There are not many days that go by that we do not field a question in the office regarding a tree on or near a property line. Often, a caller has the need to trim back a neighboring tree to their property line so as to eliminate the tree encroaching and overhanging their property. As many of you who have called us asking this question know, we discourage this practice for several reasons. Most importantly, trees were never intended to be property specific as it relates to those that grow on or near a property line. Nature never intended a tree to grow up to a property line and then cease all growth prior to crossing over to another property.

The case law is specific; the portion of a tree that crosses the property line becomes the property of whose line it crossed. This is where the confusion begins because there is also a legal obligation not to damage your neighbor’s property. Although that portion of the tree that has crossed your property line is your property, you must pursue proper pruning practices and not cause damage to the tree being pruned.

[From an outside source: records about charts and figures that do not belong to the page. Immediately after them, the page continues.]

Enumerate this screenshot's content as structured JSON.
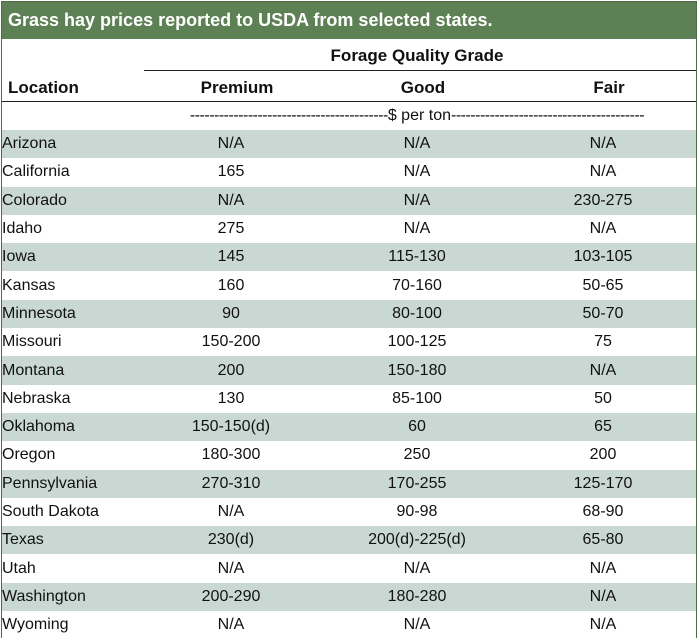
{
  "title": "Grass hay prices reported to USDA from selected states.",
  "group_header": "Forage Quality Grade",
  "columns": {
    "location": "Location",
    "premium": "Premium",
    "good": "Good",
    "fair": "Fair"
  },
  "unit_left": "-----------------------------------------",
  "unit_label": "$ per ton",
  "unit_right": "----------------------------------------",
  "colors": {
    "title_bg": "#5d8154",
    "title_text": "#ffffff",
    "row_shade": "#c9d8d3"
  },
  "rows": [
    {
      "location": "Arizona",
      "premium": "N/A",
      "good": "N/A",
      "fair": "N/A"
    },
    {
      "location": "California",
      "premium": "165",
      "good": "N/A",
      "fair": "N/A"
    },
    {
      "location": "Colorado",
      "premium": "N/A",
      "good": "N/A",
      "fair": "230-275"
    },
    {
      "location": "Idaho",
      "premium": "275",
      "good": "N/A",
      "fair": "N/A"
    },
    {
      "location": "Iowa",
      "premium": "145",
      "good": "115-130",
      "fair": "103-105"
    },
    {
      "location": "Kansas",
      "premium": "160",
      "good": "70-160",
      "fair": "50-65"
    },
    {
      "location": "Minnesota",
      "premium": "90",
      "good": "80-100",
      "fair": "50-70"
    },
    {
      "location": "Missouri",
      "premium": "150-200",
      "good": "100-125",
      "fair": "75"
    },
    {
      "location": "Montana",
      "premium": "200",
      "good": "150-180",
      "fair": "N/A"
    },
    {
      "location": "Nebraska",
      "premium": "130",
      "good": "85-100",
      "fair": "50"
    },
    {
      "location": "Oklahoma",
      "premium": "150-150(d)",
      "good": "60",
      "fair": "65"
    },
    {
      "location": "Oregon",
      "premium": "180-300",
      "good": "250",
      "fair": "200"
    },
    {
      "location": "Pennsylvania",
      "premium": "270-310",
      "good": "170-255",
      "fair": "125-170"
    },
    {
      "location": "South Dakota",
      "premium": "N/A",
      "good": "90-98",
      "fair": "68-90"
    },
    {
      "location": "Texas",
      "premium": "230(d)",
      "good": "200(d)-225(d)",
      "fair": "65-80"
    },
    {
      "location": "Utah",
      "premium": "N/A",
      "good": "N/A",
      "fair": "N/A"
    },
    {
      "location": "Washington",
      "premium": "200-290",
      "good": "180-280",
      "fair": "N/A"
    },
    {
      "location": "Wyoming",
      "premium": "N/A",
      "good": "N/A",
      "fair": "N/A"
    }
  ]
}
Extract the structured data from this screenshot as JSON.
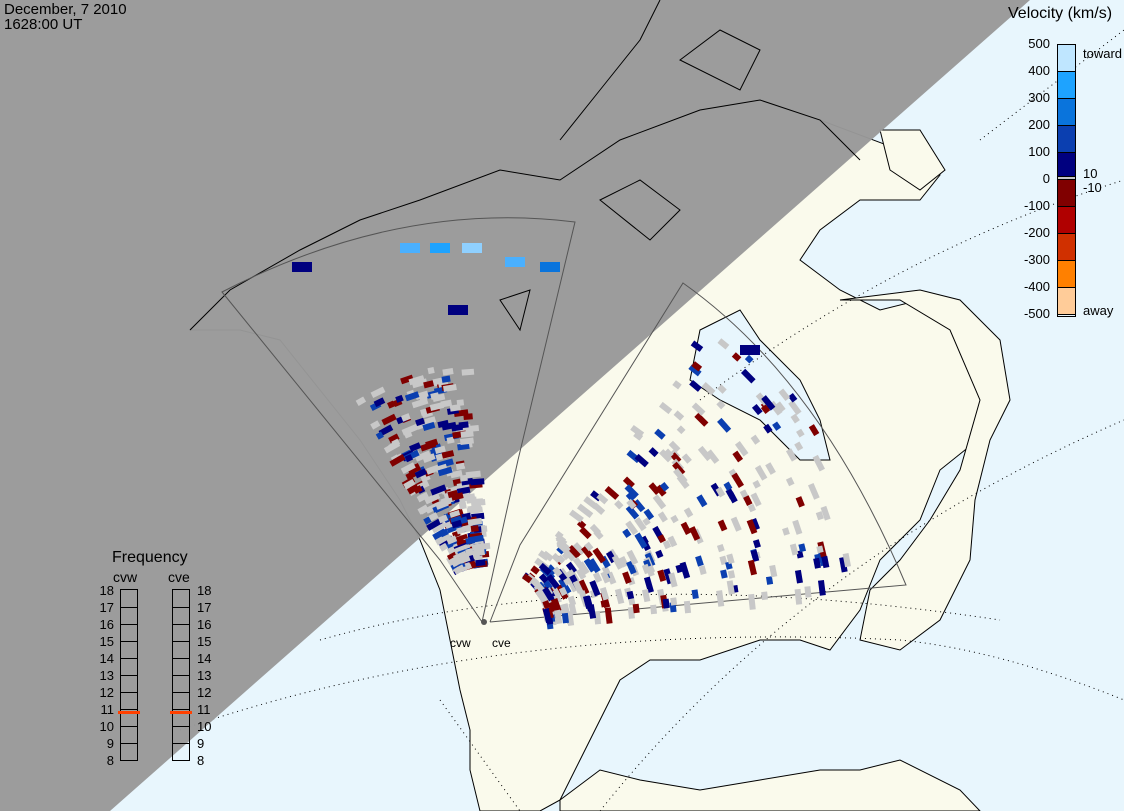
{
  "title": {
    "date": "December, 7 2010",
    "time": "1628:00 UT"
  },
  "colors": {
    "night": "#999999",
    "ocean": "#e8f6fd",
    "land": "#fafaec",
    "ground_scatter": "#c8c8c8",
    "freq_marker": "#ff4000"
  },
  "velocity_scale": {
    "title": "Velocity (km/s)",
    "ticks": [
      "500",
      "400",
      "300",
      "200",
      "100",
      "0",
      "-100",
      "-200",
      "-300",
      "-400",
      "-500"
    ],
    "toward_label": "toward",
    "away_label": "away",
    "small_labels": [
      "10",
      "-10"
    ],
    "colors_top_to_bottom": [
      "#bfe6ff",
      "#1ea3ff",
      "#0a74dc",
      "#0b3fb0",
      "#00007f",
      "#c8c8c8",
      "#800000",
      "#b00000",
      "#d03000",
      "#ff8000",
      "#ffcc99"
    ]
  },
  "frequency": {
    "title": "Frequency",
    "radars": [
      {
        "name": "cvw",
        "value_mhz": 10.8
      },
      {
        "name": "cve",
        "value_mhz": 10.8
      }
    ],
    "ticks": [
      "18",
      "17",
      "16",
      "15",
      "14",
      "13",
      "12",
      "11",
      "10",
      "9",
      "8"
    ]
  },
  "radar_sites": [
    {
      "name": "cvw"
    },
    {
      "name": "cve"
    }
  ]
}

When one cuts a tree vertically at the property line they produce an effect referred to as “flat siding”. Flat siding is arboriculturally improper due to the adverse effects on the overall health of the tree. However, if the tree in question is causing damage to your property and that damage is notable and justifiable, then you have the “right to self-help” as explained above. An example would be a neighbor’s tree that has roots that cross the property line and are interfering with your sewer line causing frequent backups. The first course of action would be to engage your neighbor with the help of an arborist to remedy the issue. If this fails, you have the “right to self-help” in that you may then take action to prevent the “nuisance” tree from causing additional damage to your property. Many times this exact scenario has landed neighbors in a court of law where the court must adjudicate the issue. Overwhelmingly the courts have found that in these cases the affected litigant has the “right to self-help” in resolving the issue.

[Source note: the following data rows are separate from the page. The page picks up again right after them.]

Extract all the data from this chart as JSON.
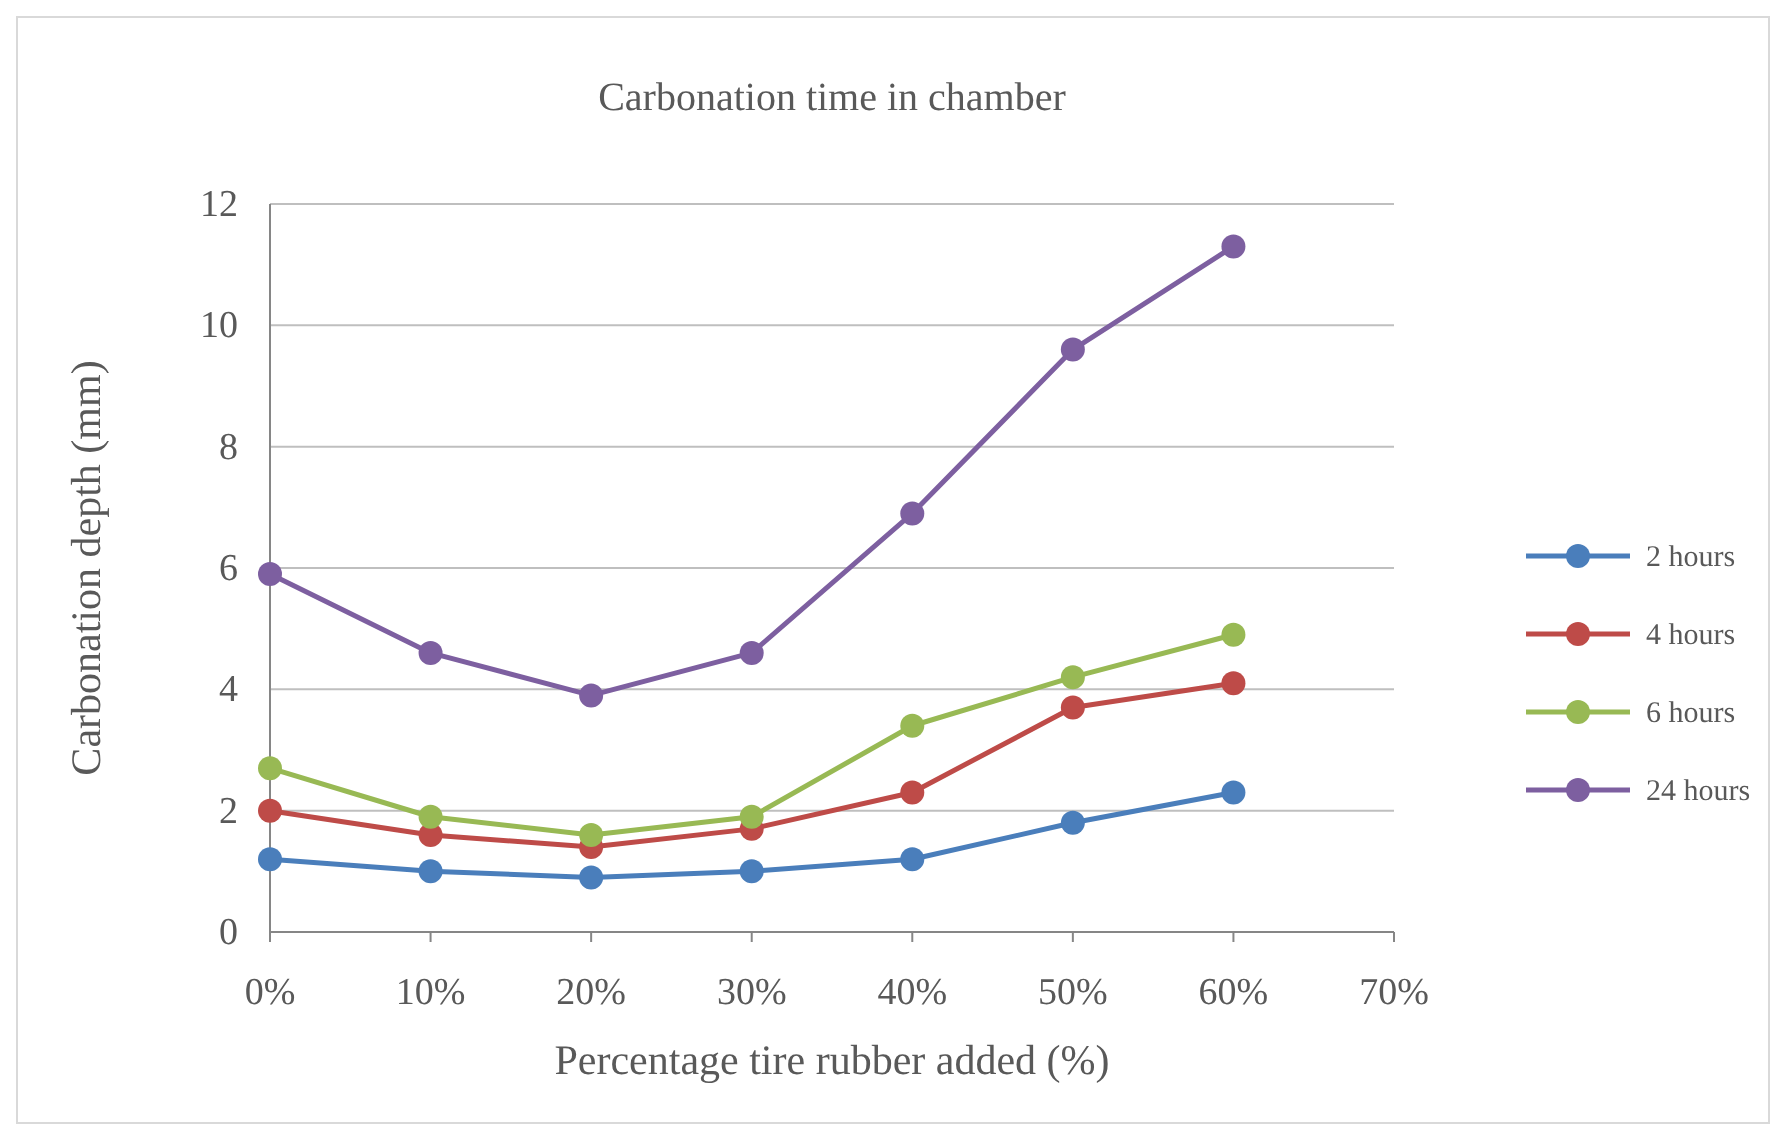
{
  "chart_data": {
    "type": "line",
    "title": "Carbonation time in chamber",
    "xlabel": "Percentage tire rubber added (%)",
    "ylabel": "Carbonation depth (mm)",
    "x": [
      0,
      10,
      20,
      30,
      40,
      50,
      60
    ],
    "xlim": [
      0,
      70
    ],
    "xticks": [
      {
        "value": 0,
        "label": "0%"
      },
      {
        "value": 10,
        "label": "10%"
      },
      {
        "value": 20,
        "label": "20%"
      },
      {
        "value": 30,
        "label": "30%"
      },
      {
        "value": 40,
        "label": "40%"
      },
      {
        "value": 50,
        "label": "50%"
      },
      {
        "value": 60,
        "label": "60%"
      },
      {
        "value": 70,
        "label": "70%"
      }
    ],
    "ylim": [
      0,
      12
    ],
    "yticks": [
      0,
      2,
      4,
      6,
      8,
      10,
      12
    ],
    "grid": "y",
    "legend": "right",
    "marker": "circle",
    "line_style": "solid",
    "series": [
      {
        "name": "2 hours",
        "color": "#4a7ebb",
        "values": [
          1.2,
          1.0,
          0.9,
          1.0,
          1.2,
          1.8,
          2.3
        ]
      },
      {
        "name": "4 hours",
        "color": "#be4b48",
        "values": [
          2.0,
          1.6,
          1.4,
          1.7,
          2.3,
          3.7,
          4.1
        ]
      },
      {
        "name": "6 hours",
        "color": "#98b954",
        "values": [
          2.7,
          1.9,
          1.6,
          1.9,
          3.4,
          4.2,
          4.9
        ]
      },
      {
        "name": "24 hours",
        "color": "#7d5fa0",
        "values": [
          5.9,
          4.6,
          3.9,
          4.6,
          6.9,
          9.6,
          11.3
        ]
      }
    ]
  }
}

When a customer comes to Adirondack Tree Experts with an inquiry about trees that are overhanging their property we first inspect the tree to determine what type of pruning and to what extent pruning can be done to satisfy their needs. If the pruning can be done in an arboriculturally correct manner, we request permission to prune from the owner of the tree. Thereby ensuring that all parties are aware of the scope of work and agree thereto. Said permission is obtained in writing by a signature that is affixed to the work proposal. With this, we mitigate any potential for conflict or disagreement after the work is performed. In the end, it is our sole mission to ensure that we maintain your trees by employing only the best arboriculturally sound practices and that we create an atmosphere of neighborly cooperation where everyone is happy with the end result.